CCI students create ‘Best Social Good’ hack
A team of ethical hackers from UNC Charlotte’s College of Computing and Informatics (CCI) was recognized for devising the “Best Social Good Hack” at HackNC, an event held in collaboration with competitions at eight locations around the globe and featuring as many as 10,000 student hackers.
CCI’s team tackled the human trafficking epidemic. As an urban area with the intersection of two major interstate highways within its limits, Charlotte is particularly vulnerable to illegal trafficking of all kinds, but the rise of human trafficking is particularly distressing.

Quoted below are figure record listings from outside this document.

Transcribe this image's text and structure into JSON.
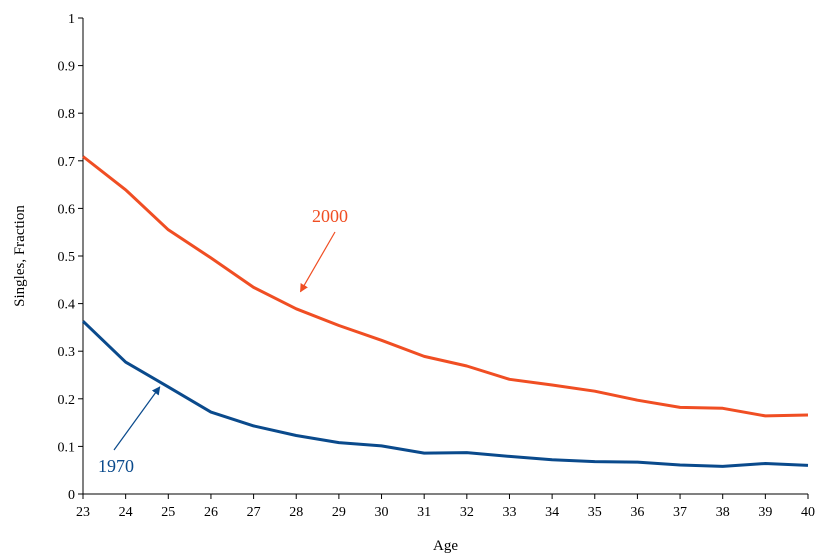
{
  "chart_data": {
    "type": "line",
    "title": "",
    "xlabel": "Age",
    "ylabel": "Singles, Fraction",
    "x": [
      23,
      24,
      25,
      26,
      27,
      28,
      29,
      30,
      31,
      32,
      33,
      34,
      35,
      36,
      37,
      38,
      39,
      40
    ],
    "xlim": [
      23,
      40
    ],
    "ylim": [
      0,
      1
    ],
    "yticks": [
      "0",
      "0.1",
      "0.2",
      "0.3",
      "0.4",
      "0.5",
      "0.6",
      "0.7",
      "0.8",
      "0.9",
      "1"
    ],
    "xticks": [
      "23",
      "24",
      "25",
      "26",
      "27",
      "28",
      "29",
      "30",
      "31",
      "32",
      "33",
      "34",
      "35",
      "36",
      "37",
      "38",
      "39",
      "40"
    ],
    "grid": false,
    "legend": "none",
    "series": [
      {
        "name": "2000",
        "color": "#f04e23",
        "values": [
          0.709,
          0.639,
          0.555,
          0.496,
          0.434,
          0.389,
          0.354,
          0.323,
          0.289,
          0.269,
          0.241,
          0.229,
          0.216,
          0.197,
          0.182,
          0.18,
          0.164,
          0.166
        ]
      },
      {
        "name": "1970",
        "color": "#0a4a8c",
        "values": [
          0.363,
          0.277,
          0.225,
          0.172,
          0.143,
          0.123,
          0.108,
          0.101,
          0.086,
          0.087,
          0.079,
          0.072,
          0.068,
          0.067,
          0.061,
          0.058,
          0.064,
          0.06
        ]
      }
    ],
    "annotations": [
      {
        "text": "2000",
        "series": "2000",
        "arrow_to": {
          "x": 28.1,
          "y": 0.425
        }
      },
      {
        "text": "1970",
        "series": "1970",
        "arrow_to": {
          "x": 24.8,
          "y": 0.225
        }
      }
    ]
  }
}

Almost 100 cases of human trafficking are reported in Charlotte each year, which ranks the city eighth nationally. According to data from the National Human Trafficking Hotline, there were 895 victim and survivor calls from North Carolina in 2017, double the number from 2012.

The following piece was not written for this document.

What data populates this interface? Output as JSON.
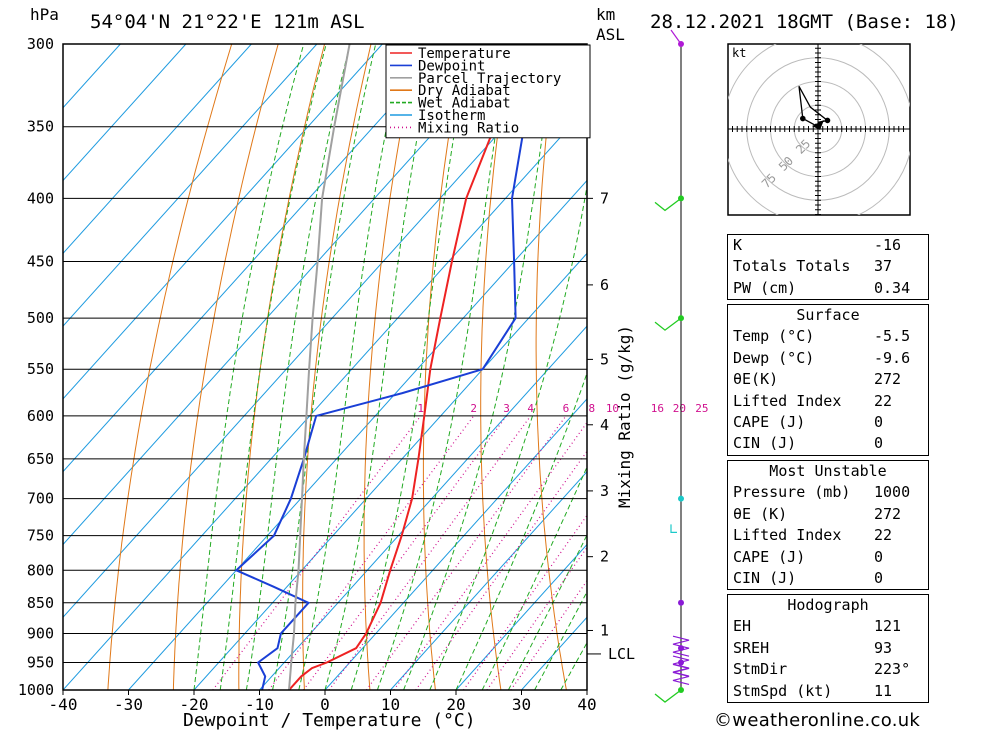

The CCI squad, featuring students Linh Pham, Herambh Yadavalli, Hansel Wei and Timothy Chacko, employed machine learning and natural language processing to recognize keywords and emojis commonly used by predators to target, lure and share information about victims.

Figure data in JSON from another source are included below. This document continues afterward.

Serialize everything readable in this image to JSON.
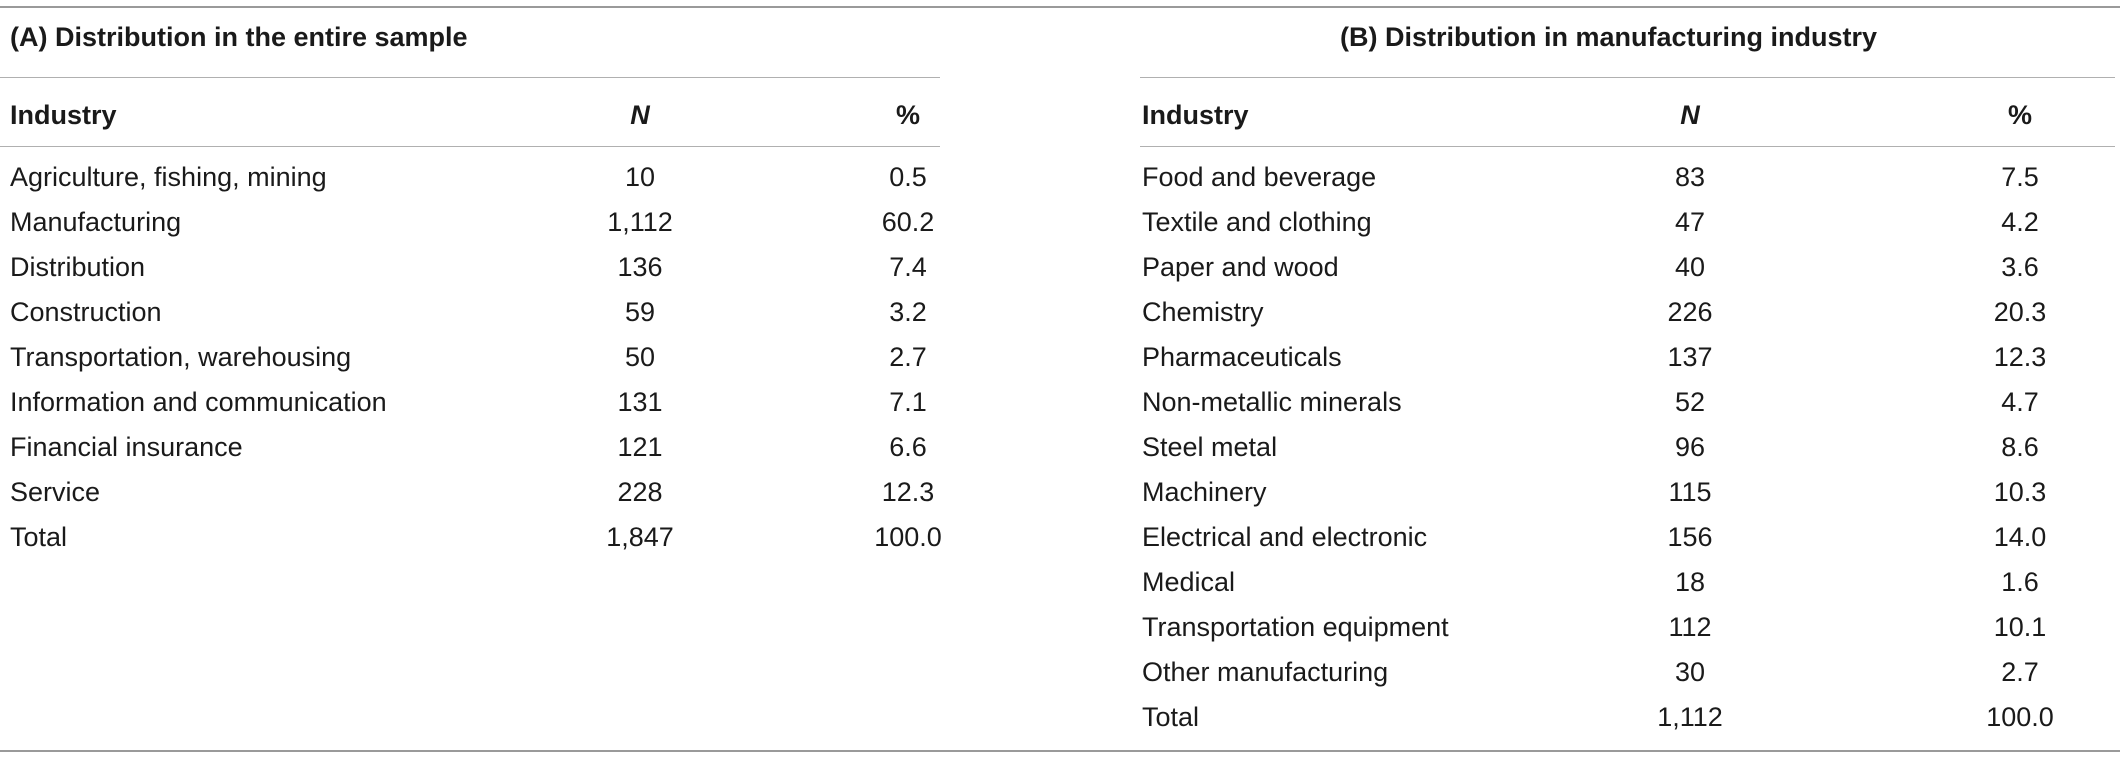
{
  "panel_a": {
    "caption": "(A) Distribution in the entire sample",
    "headers": {
      "industry": "Industry",
      "n": "N",
      "pct": "%"
    },
    "rows": [
      {
        "industry": "Agriculture, fishing, mining",
        "n": "10",
        "pct": "0.5"
      },
      {
        "industry": "Manufacturing",
        "n": "1,112",
        "pct": "60.2"
      },
      {
        "industry": "Distribution",
        "n": "136",
        "pct": "7.4"
      },
      {
        "industry": "Construction",
        "n": "59",
        "pct": "3.2"
      },
      {
        "industry": "Transportation, warehousing",
        "n": "50",
        "pct": "2.7"
      },
      {
        "industry": "Information and communication",
        "n": "131",
        "pct": "7.1"
      },
      {
        "industry": "Financial insurance",
        "n": "121",
        "pct": "6.6"
      },
      {
        "industry": "Service",
        "n": "228",
        "pct": "12.3"
      },
      {
        "industry": "Total",
        "n": "1,847",
        "pct": "100.0"
      }
    ]
  },
  "panel_b": {
    "caption": "(B) Distribution in manufacturing industry",
    "headers": {
      "industry": "Industry",
      "n": "N",
      "pct": "%"
    },
    "rows": [
      {
        "industry": "Food and beverage",
        "n": "83",
        "pct": "7.5"
      },
      {
        "industry": "Textile and clothing",
        "n": "47",
        "pct": "4.2"
      },
      {
        "industry": "Paper and wood",
        "n": "40",
        "pct": "3.6"
      },
      {
        "industry": "Chemistry",
        "n": "226",
        "pct": "20.3"
      },
      {
        "industry": "Pharmaceuticals",
        "n": "137",
        "pct": "12.3"
      },
      {
        "industry": "Non-metallic minerals",
        "n": "52",
        "pct": "4.7"
      },
      {
        "industry": "Steel metal",
        "n": "96",
        "pct": "8.6"
      },
      {
        "industry": "Machinery",
        "n": "115",
        "pct": "10.3"
      },
      {
        "industry": "Electrical and electronic",
        "n": "156",
        "pct": "14.0"
      },
      {
        "industry": "Medical",
        "n": "18",
        "pct": "1.6"
      },
      {
        "industry": "Transportation equipment",
        "n": "112",
        "pct": "10.1"
      },
      {
        "industry": "Other manufacturing",
        "n": "30",
        "pct": "2.7"
      },
      {
        "industry": "Total",
        "n": "1,112",
        "pct": "100.0"
      }
    ]
  }
}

Camouflaged terms, text and even emojis are regularly changed by predators; the CCI team hopes to establish a database where commonly used language and emojis will establish a forensic blueprint of how predators operate to help law enforcement better predict, prevent and prosecute cases.
The award for “Best Social Good Hack” was sponsored by Fidelity Labs, and team members received Visa gift cards.